Bakish was hosting one of his “Bob Live” discussions with Chief Technology Officer Phil Wiser and Chief People Officer Nancy Phillips when he began musing that the move back into a combination of remote work and a return to offices was “the greatest social experiment” of recent history. Bakish also was discussing the past two years of working during the COVID-19 pandemic, one that has seen many employees transition to working from their homes. The theme of his comments, according to one knowledgable individual, was that the public health crisis has made it necessary for companies and their employees to become more adaptable.

However, some staffers believed that the ViacomCBS chief meant that the pandemic and not the shifts in workplace culture sparked by the crisis was the “social experiment” in question. That prompted a series of negative comments on ViacomCBS’s internal chat feature, which allows staffers to post questions and responses to speakers in real time. Bakish’s comments came roughly 40 minutes into an hour-long talk, according to three people with knowledge of his remarks.

As part of the presentation, Bakish and other ViacomCBS executives yielded the stage to a taped bit in which “Late Show” host Stephen Colbert saluted essential workers.

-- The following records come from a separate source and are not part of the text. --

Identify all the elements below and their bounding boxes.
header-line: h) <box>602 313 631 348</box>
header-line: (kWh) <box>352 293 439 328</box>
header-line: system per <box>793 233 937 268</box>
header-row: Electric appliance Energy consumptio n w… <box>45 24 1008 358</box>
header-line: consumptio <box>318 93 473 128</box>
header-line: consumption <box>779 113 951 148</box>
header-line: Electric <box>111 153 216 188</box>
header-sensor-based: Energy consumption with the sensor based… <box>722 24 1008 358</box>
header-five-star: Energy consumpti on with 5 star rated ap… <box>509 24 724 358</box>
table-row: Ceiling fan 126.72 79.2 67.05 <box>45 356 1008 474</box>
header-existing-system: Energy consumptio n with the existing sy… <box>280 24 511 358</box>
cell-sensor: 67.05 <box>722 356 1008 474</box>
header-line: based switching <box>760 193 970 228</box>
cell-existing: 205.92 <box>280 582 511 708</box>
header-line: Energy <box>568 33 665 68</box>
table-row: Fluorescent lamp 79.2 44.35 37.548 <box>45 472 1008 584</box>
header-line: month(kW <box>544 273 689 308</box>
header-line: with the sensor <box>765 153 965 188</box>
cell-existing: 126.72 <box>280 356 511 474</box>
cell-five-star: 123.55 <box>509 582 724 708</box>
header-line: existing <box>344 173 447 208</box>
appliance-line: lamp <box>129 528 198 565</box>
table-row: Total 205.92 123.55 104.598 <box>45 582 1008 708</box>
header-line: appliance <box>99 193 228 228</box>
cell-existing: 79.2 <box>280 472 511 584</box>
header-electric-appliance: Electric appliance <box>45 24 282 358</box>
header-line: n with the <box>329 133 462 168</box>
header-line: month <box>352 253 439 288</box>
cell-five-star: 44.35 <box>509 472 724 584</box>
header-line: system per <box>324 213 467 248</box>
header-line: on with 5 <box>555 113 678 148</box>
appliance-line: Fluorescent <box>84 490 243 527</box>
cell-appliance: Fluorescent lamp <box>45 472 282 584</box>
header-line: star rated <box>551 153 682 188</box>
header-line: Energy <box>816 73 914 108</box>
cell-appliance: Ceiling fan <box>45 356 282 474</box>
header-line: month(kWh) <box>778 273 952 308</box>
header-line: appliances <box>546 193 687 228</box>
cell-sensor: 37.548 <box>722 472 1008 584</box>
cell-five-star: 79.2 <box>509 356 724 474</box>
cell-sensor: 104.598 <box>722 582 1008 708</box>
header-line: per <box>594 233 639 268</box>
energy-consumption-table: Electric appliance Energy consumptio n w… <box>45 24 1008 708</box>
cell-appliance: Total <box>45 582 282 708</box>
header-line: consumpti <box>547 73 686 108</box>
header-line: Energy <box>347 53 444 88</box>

When he returned, Bakish quickly apologized to for using the phrase “social experiment” in the context of Covid.

“I didn’t mean to offend anyone who has lost loved ones or lost friends…what I meant was it’s a phenomenon that’s impacted everyone around the globe,” Bakish said. He went to apologize to “anyone offended by that characterization.”

ViacomCBS has set Jan. 10 as the date it wants staffers to return to the office for 50% of the time. However, given the recent surge in cases of COVID in states like New York where the company is headquartered, some employees felt that Bakish’s comments didn’t reflect the worsening situation. Bakish’s “Bob Live” discussions usually take place every four to six weeks.